Only once in all the years I lived in Maine and northern New England was there a perfect skating winter. The long lakes left by the glaciers freeze every year. The ice is fine for snowmobiles and ice fisherman and guys eager, after a 6-pack or two, to practice their stunt driver moves. But not for skaters. By the time the ice is thick enough the snows have come and the wind has made a patchwork of drifts and clear patches. Warmer days have left slush to freeze again into jagged ridges and valleys. Skating over that slop rattles your teeth and bones. Nothing graceful about navigating that terrain. Tooth jarring at best and flailing for balance the rest of the time.
That winter I lived in Southwest Harbor out on Mt. Desert Island and worked as a stern-man for Dickie abroad the Deborah Jayne, fishing offshore for lobsters. We only went out once a week if the weather was right and he’d call before 3 in the morning to let me know. The rest of the time was as open and empty as the holiday towns on the island.

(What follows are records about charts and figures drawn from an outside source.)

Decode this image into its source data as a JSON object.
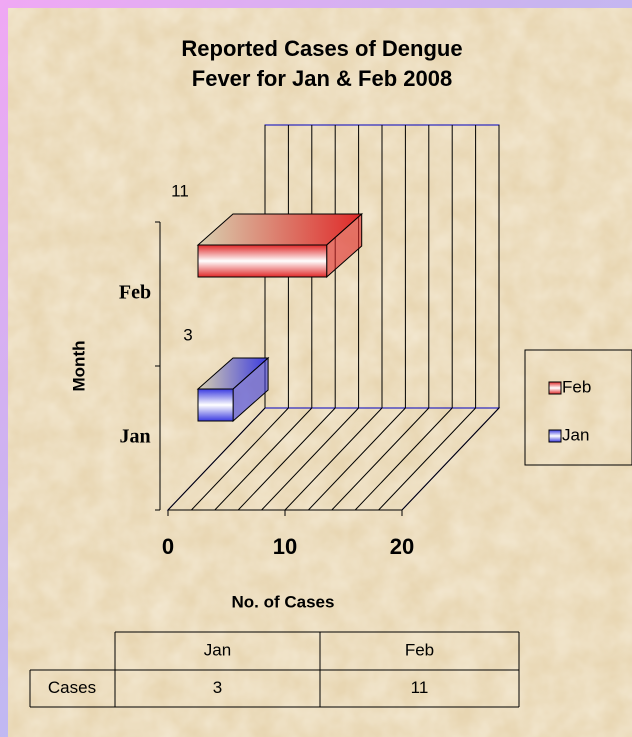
{
  "chart_data": {
    "type": "bar3d_horizontal",
    "title": [
      "Reported Cases of Dengue",
      "Fever for Jan & Feb 2008"
    ],
    "y_label": "Month",
    "x_label": "No. of Cases",
    "categories": [
      "Jan",
      "Feb"
    ],
    "values": [
      3,
      11
    ],
    "colors": [
      "#3a3ae0",
      "#e02828"
    ],
    "xlim": [
      0,
      20
    ],
    "xticks": [
      0,
      10,
      20
    ],
    "gridlines": [
      0,
      2,
      4,
      6,
      8,
      10,
      12,
      14,
      16,
      18,
      20
    ],
    "legend": "right",
    "table_row_label": "Cases"
  }
}
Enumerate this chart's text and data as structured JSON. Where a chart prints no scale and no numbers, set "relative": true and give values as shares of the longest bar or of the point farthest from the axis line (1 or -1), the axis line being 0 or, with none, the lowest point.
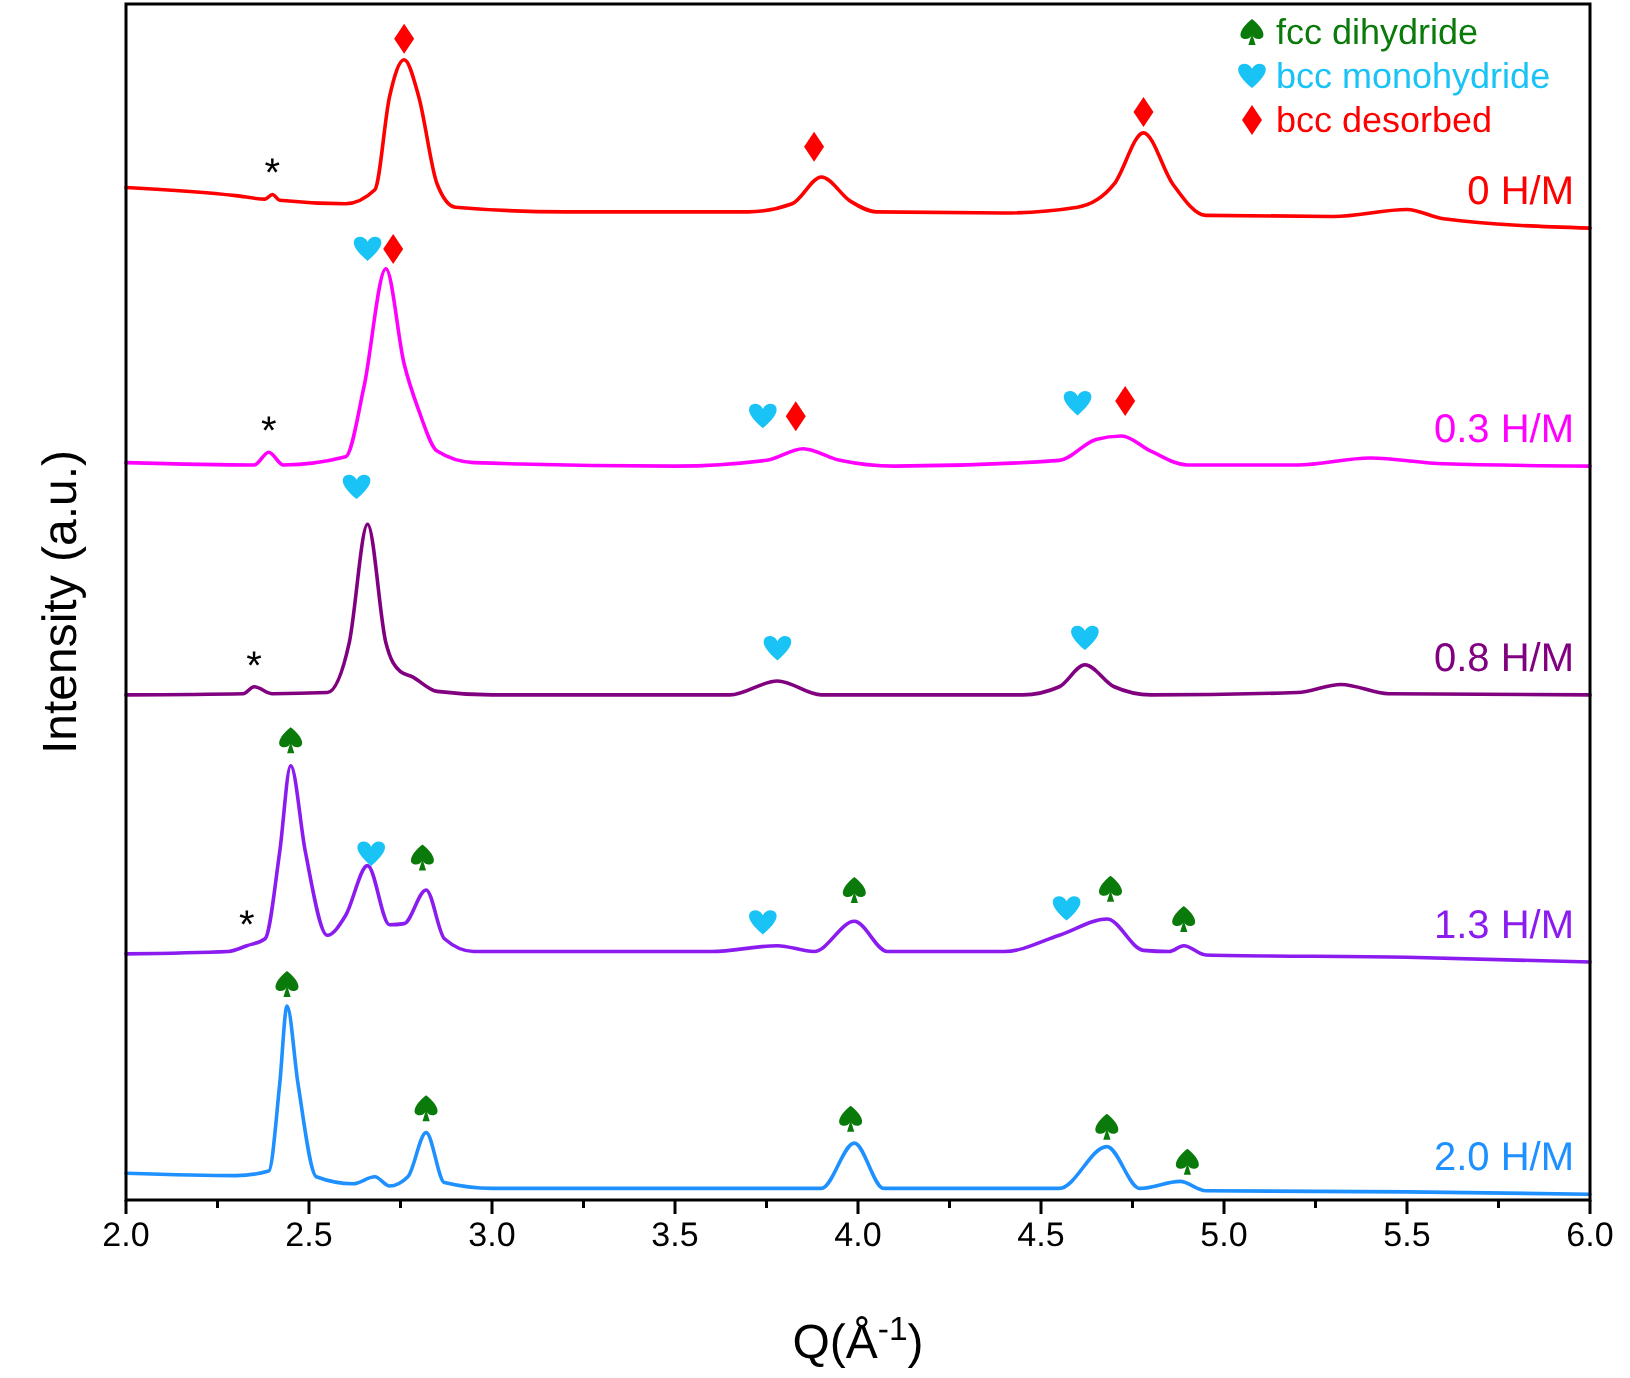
{
  "chart_data": {
    "type": "line",
    "relative": true,
    "xlabel": "Q(Å$^{-1}$)",
    "ylabel": "Intensity (a.u.)",
    "xlim": [
      2.0,
      6.0
    ],
    "xticks": [
      {
        "value": 2.0,
        "label": "2.0"
      },
      {
        "value": 2.25,
        "label": null
      },
      {
        "value": 2.5,
        "label": "2.5"
      },
      {
        "value": 2.75,
        "label": null
      },
      {
        "value": 3.0,
        "label": "3.0"
      },
      {
        "value": 3.25,
        "label": null
      },
      {
        "value": 3.5,
        "label": "3.5"
      },
      {
        "value": 3.75,
        "label": null
      },
      {
        "value": 4.0,
        "label": "4.0"
      },
      {
        "value": 4.25,
        "label": null
      },
      {
        "value": 4.5,
        "label": "4.5"
      },
      {
        "value": 4.75,
        "label": null
      },
      {
        "value": 5.0,
        "label": "5.0"
      },
      {
        "value": 5.25,
        "label": null
      },
      {
        "value": 5.5,
        "label": "5.5"
      },
      {
        "value": 5.75,
        "label": null
      },
      {
        "value": 6.0,
        "label": "6.0"
      }
    ],
    "tick_labels": "x",
    "legend": "top right",
    "line_style": "solid",
    "series": [
      {
        "name": "0 H/M",
        "color": "#ff0000",
        "x": [
          2.0,
          2.3,
          2.38,
          2.4,
          2.42,
          2.6,
          2.68,
          2.72,
          2.76,
          2.8,
          2.85,
          2.9,
          3.2,
          3.7,
          3.82,
          3.9,
          3.98,
          4.05,
          4.4,
          4.6,
          4.7,
          4.78,
          4.86,
          4.95,
          5.3,
          5.5,
          5.6,
          6.0
        ],
        "values": [
          0.872,
          0.865,
          0.862,
          0.866,
          0.861,
          0.858,
          0.87,
          0.95,
          0.982,
          0.95,
          0.875,
          0.855,
          0.851,
          0.851,
          0.858,
          0.881,
          0.86,
          0.851,
          0.85,
          0.855,
          0.875,
          0.919,
          0.875,
          0.848,
          0.847,
          0.853,
          0.845,
          0.837
        ]
      },
      {
        "name": "0.3 H/M",
        "color": "#ff00ff",
        "x": [
          2.0,
          2.35,
          2.39,
          2.43,
          2.6,
          2.65,
          2.71,
          2.76,
          2.8,
          2.85,
          2.95,
          3.5,
          3.75,
          3.85,
          3.95,
          4.1,
          4.55,
          4.65,
          4.72,
          4.8,
          4.9,
          5.2,
          5.4,
          5.6,
          6.0
        ],
        "values": [
          0.635,
          0.633,
          0.644,
          0.633,
          0.64,
          0.7,
          0.802,
          0.72,
          0.68,
          0.645,
          0.635,
          0.632,
          0.637,
          0.647,
          0.637,
          0.632,
          0.637,
          0.655,
          0.658,
          0.645,
          0.633,
          0.633,
          0.639,
          0.634,
          0.632
        ]
      },
      {
        "name": "0.8 H/M",
        "color": "#800080",
        "x": [
          2.0,
          2.32,
          2.35,
          2.4,
          2.55,
          2.61,
          2.66,
          2.71,
          2.75,
          2.78,
          2.85,
          3.0,
          3.65,
          3.78,
          3.9,
          4.45,
          4.55,
          4.62,
          4.7,
          4.8,
          5.2,
          5.32,
          5.45,
          6.0
        ],
        "values": [
          0.435,
          0.436,
          0.442,
          0.436,
          0.437,
          0.48,
          0.582,
          0.48,
          0.455,
          0.451,
          0.438,
          0.435,
          0.435,
          0.447,
          0.435,
          0.435,
          0.442,
          0.461,
          0.442,
          0.435,
          0.437,
          0.444,
          0.436,
          0.435
        ]
      },
      {
        "name": "1.3 H/M",
        "color": "#8b1cf0",
        "x": [
          2.0,
          2.28,
          2.33,
          2.38,
          2.42,
          2.45,
          2.49,
          2.55,
          2.6,
          2.66,
          2.72,
          2.76,
          2.82,
          2.87,
          2.95,
          3.6,
          3.78,
          3.88,
          3.99,
          4.08,
          4.4,
          4.55,
          4.68,
          4.78,
          4.85,
          4.89,
          4.95,
          5.5,
          6.0
        ],
        "values": [
          0.212,
          0.214,
          0.219,
          0.225,
          0.3,
          0.374,
          0.3,
          0.228,
          0.245,
          0.288,
          0.237,
          0.238,
          0.267,
          0.225,
          0.214,
          0.214,
          0.219,
          0.214,
          0.24,
          0.214,
          0.214,
          0.228,
          0.242,
          0.215,
          0.214,
          0.219,
          0.211,
          0.209,
          0.205
        ]
      },
      {
        "name": "2.0 H/M",
        "color": "#1e90ff",
        "x": [
          2.0,
          2.3,
          2.39,
          2.42,
          2.44,
          2.47,
          2.52,
          2.62,
          2.68,
          2.72,
          2.77,
          2.82,
          2.87,
          3.0,
          3.9,
          3.99,
          4.07,
          4.55,
          4.68,
          4.77,
          4.88,
          4.95,
          5.5,
          6.0
        ],
        "values": [
          0.023,
          0.021,
          0.025,
          0.1,
          0.167,
          0.1,
          0.02,
          0.014,
          0.02,
          0.012,
          0.02,
          0.058,
          0.015,
          0.01,
          0.01,
          0.049,
          0.01,
          0.01,
          0.046,
          0.01,
          0.016,
          0.008,
          0.007,
          0.005
        ]
      },
      {
        "type": "scatter",
        "name": "fcc dihydride",
        "color": "#0a7a0a",
        "x": [
          2.45,
          2.81,
          3.99,
          4.69,
          4.89,
          2.44,
          2.82,
          3.98,
          4.68,
          4.9
        ],
        "values": [
          0.396,
          0.295,
          0.267,
          0.268,
          0.242,
          0.186,
          0.079,
          0.07,
          0.063,
          0.033
        ]
      },
      {
        "type": "scatter",
        "name": "bcc monohydride",
        "color": "#19c3f5",
        "x": [
          2.66,
          3.74,
          4.6,
          2.63,
          3.78,
          4.62,
          2.67,
          3.74,
          4.57
        ],
        "values": [
          0.819,
          0.675,
          0.686,
          0.614,
          0.475,
          0.484,
          0.298,
          0.239,
          0.251
        ]
      },
      {
        "type": "scatter",
        "name": "bcc desorbed",
        "color": "#ff0000",
        "marker": "diamond",
        "x": [
          2.76,
          3.88,
          4.78,
          2.73,
          3.83,
          4.73
        ],
        "values": [
          1.0,
          0.907,
          0.937,
          0.819,
          0.675,
          0.688
        ]
      }
    ],
    "annotations": [
      {
        "text": "*",
        "x": 2.4,
        "y": 0.866
      },
      {
        "text": "*",
        "x": 2.39,
        "y": 0.644
      },
      {
        "text": "*",
        "x": 2.35,
        "y": 0.442
      },
      {
        "text": "*",
        "x": 2.33,
        "y": 0.219
      }
    ]
  }
}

It was clear and dry and cold well into January and not a flake of snow on the ground. The lakes froze clear and hard and smooth, right end to end. Long Lake was just a short drive out of town. My old truck wasn’t good for much besides driving to the wharf and back. Back then, the western side of Mt. Desert Island was basically a nation unto itself. A backside wagon didn’t need to bother with legal or official technicalities. Besides I was driving at 3 in the morning and home again in the dark so slim chance of being busted. But the lure of clear black ice on the lakes made the drive to Ike’s Landing there on Long Lake too much to resist. I left in the late afternoons figuring with dusk falling and enough strategically placed mud I could slip past any paroling deputies.
That day, I was the only vehicle in the little gravel lot so I parked right at the edge of the ice and changed into my old, beat-up, Bauer hockey skates and took off. Long Lake lies between long, rugged granite ridges. It isn’t named Long Lake for nothing and with several miles of open ice and the ridges funneling the air on either side, the wind blows clear from end to end.

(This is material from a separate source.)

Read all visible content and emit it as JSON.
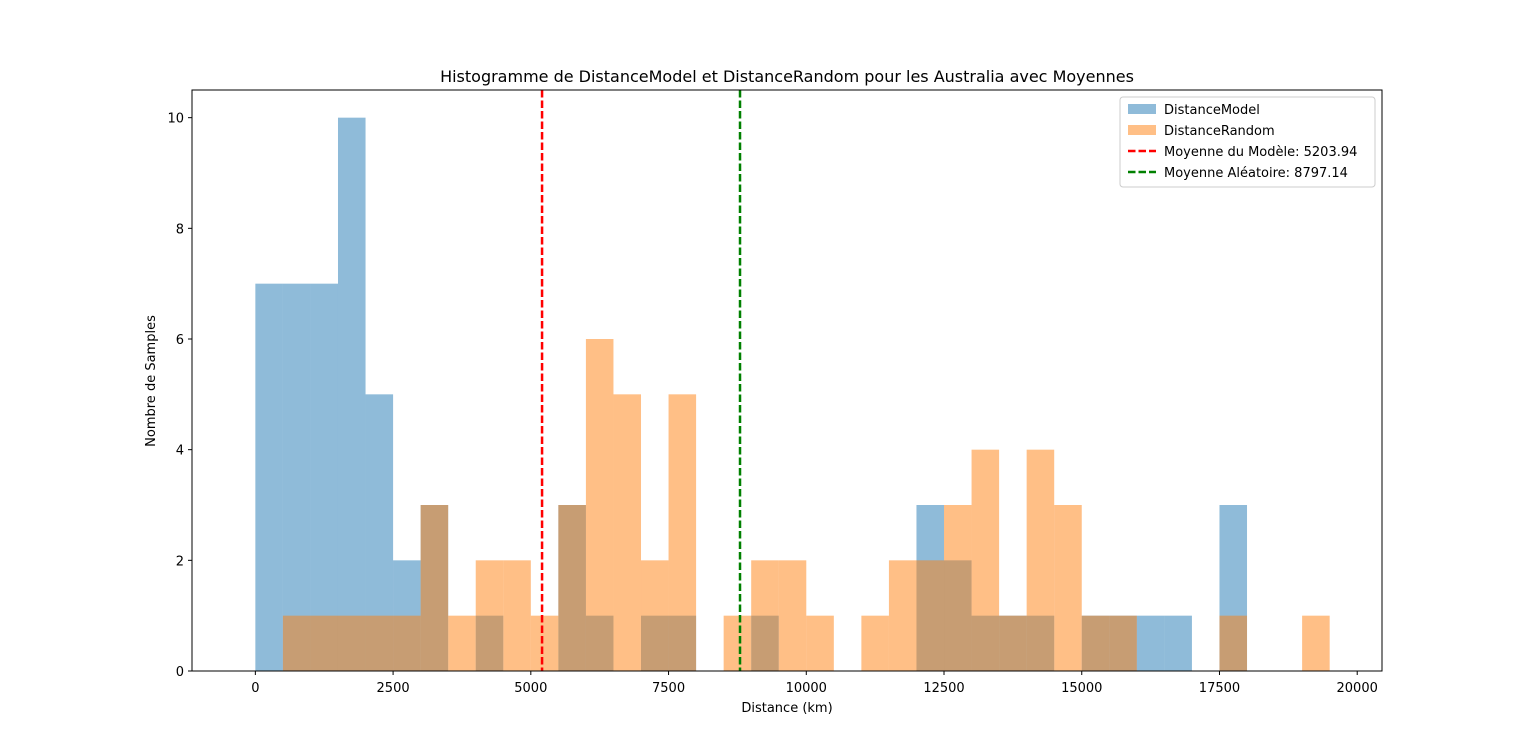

I flew. Suspended on the layer of ice with the dark water below me and the sky trending towards sunset above me, I flew down the very center of the lake with the wind at my back.
I was about halfway down the lake when it happened.
I looked down.
And holy shit the ice was thin.
I saw the water flowing beneath me, watched small twigs twist and turn.
Saw a pointed maple leaf still bright red and yellow press up against the ice from below.
Heard the ring of my blades against the ice echo from the sheer and brooding cliffs above.
And just like that I was past it and the ice was dark and opaque and I could measure its comforting thickness.
It was well past dark by the time I got back to the truck. Skating home against the wind was slow going but I didn’t mind. The night was clear, the ice was smooth, the stars bright, and I kept as close to the shore as I could without having to dodge around the rocks that poked through.
A couple of days later it snowed, then turned to rain, then froze hard again. The lakes were a mess of ridges and holes and dips and just like that the skating season was over.
I tell this story to the kids often. I let them think of it, the night, the ice, the truck alone in the parking lot, the long dark water of the lake alive beneath me.
I can see them shiver and look down as if they almost expect the ground to open beneath them.
I don’t tell them about the strange weightless feeling or how I still wonder who held me up that night.